Cummings indique que le gouvernement conservateur n’aurait jamais pu faire passer ses plans de meurtre de masse si les médias avaient ne serait-ce que questionné la dénégation du secrétaire à la Santé Matt Hancock, le 13 mars 2020, qui avait déclaré: «Nous avons un plan, basé sur l’expertise de scientifiques de renommée mondiale. L’immunité collective n’en fait pas partie».

Dans le tweet 38, Cummings déclare: «Les médias sont généralement lamentables sur le covid, mais même moi j’ai été surpris d’une chose : combien de plumitifs ont répété comme des perroquets la ligne de Hancock que ‘l’immunité collective n’était pas le plan’ alors que ‘l’immunité collective d’ici sep’ [septembre 2020] était *littéralement le plan officiel dans tous les documents/graphiques/réunions* jusqu’à ce qu’il soit abandonné».

Il ne dit cependant pas que le gouvernement a survécu à la fois au programme d’immunité collective prévu et aux politiques désastreuses de la suite, grâce surtout à l’opposition, au Parti travailliste – d’abord avec Jeremy Corbyn, puis son successeur Sir Keir Starmer, qui ont tous deux annoncé une politique de «critique constructive». En effet, Corbyn a révélé en août dernier, après avoir gardé le secret pendant des mois : «Nous avons participé à des réunions avec le gouvernement tout au long du printemps de cette année et [le secrétaire d’État fantôme à la Santé] Jon Ashworth et moi nous rappelons distinctement d’avoir assisté à une réunion au Bureau du Cabinet où nous avons reçu un cours sur l’immunité collective».

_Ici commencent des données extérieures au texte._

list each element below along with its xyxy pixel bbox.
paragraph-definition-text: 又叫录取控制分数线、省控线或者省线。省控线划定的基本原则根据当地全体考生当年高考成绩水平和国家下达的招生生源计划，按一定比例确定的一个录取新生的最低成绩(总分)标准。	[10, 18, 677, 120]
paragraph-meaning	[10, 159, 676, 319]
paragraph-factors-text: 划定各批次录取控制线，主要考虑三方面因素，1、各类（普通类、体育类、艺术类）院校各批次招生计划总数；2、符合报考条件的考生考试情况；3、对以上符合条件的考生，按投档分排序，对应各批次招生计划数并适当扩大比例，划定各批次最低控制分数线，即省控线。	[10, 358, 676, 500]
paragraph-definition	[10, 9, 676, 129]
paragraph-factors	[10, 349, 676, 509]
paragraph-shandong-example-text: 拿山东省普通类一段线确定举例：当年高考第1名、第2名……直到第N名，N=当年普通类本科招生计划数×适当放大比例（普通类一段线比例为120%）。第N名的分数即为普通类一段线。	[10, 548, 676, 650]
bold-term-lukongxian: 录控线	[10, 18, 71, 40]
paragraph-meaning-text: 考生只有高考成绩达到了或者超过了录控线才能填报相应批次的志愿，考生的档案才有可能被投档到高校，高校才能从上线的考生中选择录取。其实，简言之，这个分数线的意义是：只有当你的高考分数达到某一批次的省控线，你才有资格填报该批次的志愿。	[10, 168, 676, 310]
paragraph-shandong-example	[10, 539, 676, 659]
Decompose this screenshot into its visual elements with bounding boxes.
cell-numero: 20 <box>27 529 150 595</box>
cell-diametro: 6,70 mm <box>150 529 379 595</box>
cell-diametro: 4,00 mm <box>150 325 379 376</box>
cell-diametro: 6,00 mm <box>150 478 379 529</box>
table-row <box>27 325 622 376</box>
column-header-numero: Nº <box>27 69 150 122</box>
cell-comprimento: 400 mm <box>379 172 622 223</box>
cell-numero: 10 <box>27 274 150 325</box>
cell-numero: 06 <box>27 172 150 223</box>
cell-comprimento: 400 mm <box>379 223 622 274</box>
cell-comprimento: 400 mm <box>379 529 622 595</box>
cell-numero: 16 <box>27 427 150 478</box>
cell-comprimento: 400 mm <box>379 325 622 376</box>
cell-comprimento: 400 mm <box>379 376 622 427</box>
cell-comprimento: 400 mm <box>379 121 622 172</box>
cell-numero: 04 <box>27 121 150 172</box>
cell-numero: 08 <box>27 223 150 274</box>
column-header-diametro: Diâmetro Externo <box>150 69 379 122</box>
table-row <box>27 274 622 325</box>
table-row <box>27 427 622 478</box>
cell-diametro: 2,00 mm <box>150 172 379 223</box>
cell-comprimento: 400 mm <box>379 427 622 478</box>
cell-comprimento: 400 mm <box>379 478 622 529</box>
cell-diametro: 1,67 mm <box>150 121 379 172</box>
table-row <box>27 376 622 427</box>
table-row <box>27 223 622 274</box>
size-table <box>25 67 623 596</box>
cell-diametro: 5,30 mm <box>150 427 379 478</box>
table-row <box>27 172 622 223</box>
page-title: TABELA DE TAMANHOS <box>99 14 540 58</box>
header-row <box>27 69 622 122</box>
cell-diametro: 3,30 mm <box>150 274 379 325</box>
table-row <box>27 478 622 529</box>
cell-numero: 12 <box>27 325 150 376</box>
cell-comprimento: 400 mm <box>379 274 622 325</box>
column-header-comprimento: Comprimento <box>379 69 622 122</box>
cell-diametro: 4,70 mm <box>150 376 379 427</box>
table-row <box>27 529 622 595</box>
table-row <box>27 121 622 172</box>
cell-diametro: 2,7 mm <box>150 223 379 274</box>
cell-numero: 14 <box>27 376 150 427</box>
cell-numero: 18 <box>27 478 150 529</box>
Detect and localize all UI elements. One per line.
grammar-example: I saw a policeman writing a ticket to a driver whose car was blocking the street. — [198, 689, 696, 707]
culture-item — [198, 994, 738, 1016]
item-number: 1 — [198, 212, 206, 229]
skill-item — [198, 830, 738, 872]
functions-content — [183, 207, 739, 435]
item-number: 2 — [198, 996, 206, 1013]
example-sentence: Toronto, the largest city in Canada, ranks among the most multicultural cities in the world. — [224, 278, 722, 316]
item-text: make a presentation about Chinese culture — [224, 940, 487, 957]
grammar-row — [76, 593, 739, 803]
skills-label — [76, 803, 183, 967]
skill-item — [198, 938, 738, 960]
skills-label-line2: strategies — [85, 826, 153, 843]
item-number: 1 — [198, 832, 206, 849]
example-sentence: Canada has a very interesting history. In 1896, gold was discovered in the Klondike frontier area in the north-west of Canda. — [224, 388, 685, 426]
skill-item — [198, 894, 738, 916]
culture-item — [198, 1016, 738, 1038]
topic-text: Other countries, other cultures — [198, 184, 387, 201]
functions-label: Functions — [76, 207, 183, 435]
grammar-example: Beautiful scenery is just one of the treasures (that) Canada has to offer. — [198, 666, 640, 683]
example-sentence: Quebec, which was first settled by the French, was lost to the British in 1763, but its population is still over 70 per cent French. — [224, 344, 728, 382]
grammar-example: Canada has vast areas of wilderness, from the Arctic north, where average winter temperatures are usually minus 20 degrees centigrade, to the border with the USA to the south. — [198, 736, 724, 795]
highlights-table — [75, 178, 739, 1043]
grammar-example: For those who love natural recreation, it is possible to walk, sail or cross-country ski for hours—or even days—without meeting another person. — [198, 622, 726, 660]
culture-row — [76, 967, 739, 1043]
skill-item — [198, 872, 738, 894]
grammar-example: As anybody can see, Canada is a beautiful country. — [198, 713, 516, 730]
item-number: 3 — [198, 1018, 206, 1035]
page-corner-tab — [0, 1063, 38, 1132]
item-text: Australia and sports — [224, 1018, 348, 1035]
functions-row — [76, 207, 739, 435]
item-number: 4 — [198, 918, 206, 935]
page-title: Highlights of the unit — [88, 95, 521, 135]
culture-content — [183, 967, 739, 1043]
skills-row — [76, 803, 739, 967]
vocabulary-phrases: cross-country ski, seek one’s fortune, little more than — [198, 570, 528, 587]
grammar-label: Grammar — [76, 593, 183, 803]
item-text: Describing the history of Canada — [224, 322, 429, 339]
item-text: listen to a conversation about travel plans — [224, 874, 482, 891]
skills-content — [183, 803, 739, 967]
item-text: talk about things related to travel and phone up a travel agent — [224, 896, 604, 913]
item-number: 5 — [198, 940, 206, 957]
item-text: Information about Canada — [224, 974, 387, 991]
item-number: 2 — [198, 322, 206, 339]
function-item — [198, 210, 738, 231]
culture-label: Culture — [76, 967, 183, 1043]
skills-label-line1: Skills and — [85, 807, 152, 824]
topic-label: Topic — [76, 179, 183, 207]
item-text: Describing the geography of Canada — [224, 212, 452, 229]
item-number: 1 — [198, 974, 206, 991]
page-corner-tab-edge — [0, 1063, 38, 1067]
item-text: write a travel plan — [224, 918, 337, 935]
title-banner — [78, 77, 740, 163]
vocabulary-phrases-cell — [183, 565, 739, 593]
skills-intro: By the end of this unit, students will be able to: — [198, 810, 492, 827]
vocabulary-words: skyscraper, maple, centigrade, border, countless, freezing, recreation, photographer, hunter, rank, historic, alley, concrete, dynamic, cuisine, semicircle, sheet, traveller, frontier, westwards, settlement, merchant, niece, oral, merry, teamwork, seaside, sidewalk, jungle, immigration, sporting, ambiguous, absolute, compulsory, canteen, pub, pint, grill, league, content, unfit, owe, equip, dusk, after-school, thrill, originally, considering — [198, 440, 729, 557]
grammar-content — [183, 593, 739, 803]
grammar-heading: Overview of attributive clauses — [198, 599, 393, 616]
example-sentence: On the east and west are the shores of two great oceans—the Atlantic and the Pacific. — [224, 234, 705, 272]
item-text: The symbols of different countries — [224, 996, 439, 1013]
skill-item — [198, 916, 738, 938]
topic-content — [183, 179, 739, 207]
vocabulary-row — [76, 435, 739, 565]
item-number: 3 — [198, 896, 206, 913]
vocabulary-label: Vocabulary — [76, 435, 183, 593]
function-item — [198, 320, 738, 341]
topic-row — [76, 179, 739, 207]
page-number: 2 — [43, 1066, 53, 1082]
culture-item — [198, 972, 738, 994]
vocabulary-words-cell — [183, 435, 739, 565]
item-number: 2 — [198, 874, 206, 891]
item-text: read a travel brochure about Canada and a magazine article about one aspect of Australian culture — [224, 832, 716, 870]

Les Torys (Conservateurs) sont revenus plusieurs fois à leur politique d’immunité collective préférée chaque fois qu’une baisse des cas pouvait servir à le justifier, et ont mis fin au premier confinement l’été dernier, avec le soutien des travaillistes et des syndicats. La plupart des travailleurs ont été forcés de retourner dans les usines, les bureaux et les magasins.

C’est au cours de cette période, fin octobre, que Johnson aurait déclaré à Downing Street: «Plus de p**ain de confinement, laissez les corps s’empiler par milliers». Le confinement temporaire et extrêmement limité qui a suivi n’a eu que peu ou pas d’effet. En fait, il a créé les conditions d’une deuxième vague de la pandémie entre décembre 2020 et février 2021. Celle-ci a fait encore plus de victimes que la première – même pendant un troisième confinement – avec 2.500 hospitalisations par jour à son apogée.

Ce confinement a pris fin et la politique révélée par Cummings rétablie, avec des conséquences mortelles en pleine propagation du variant indien hautement contagieux.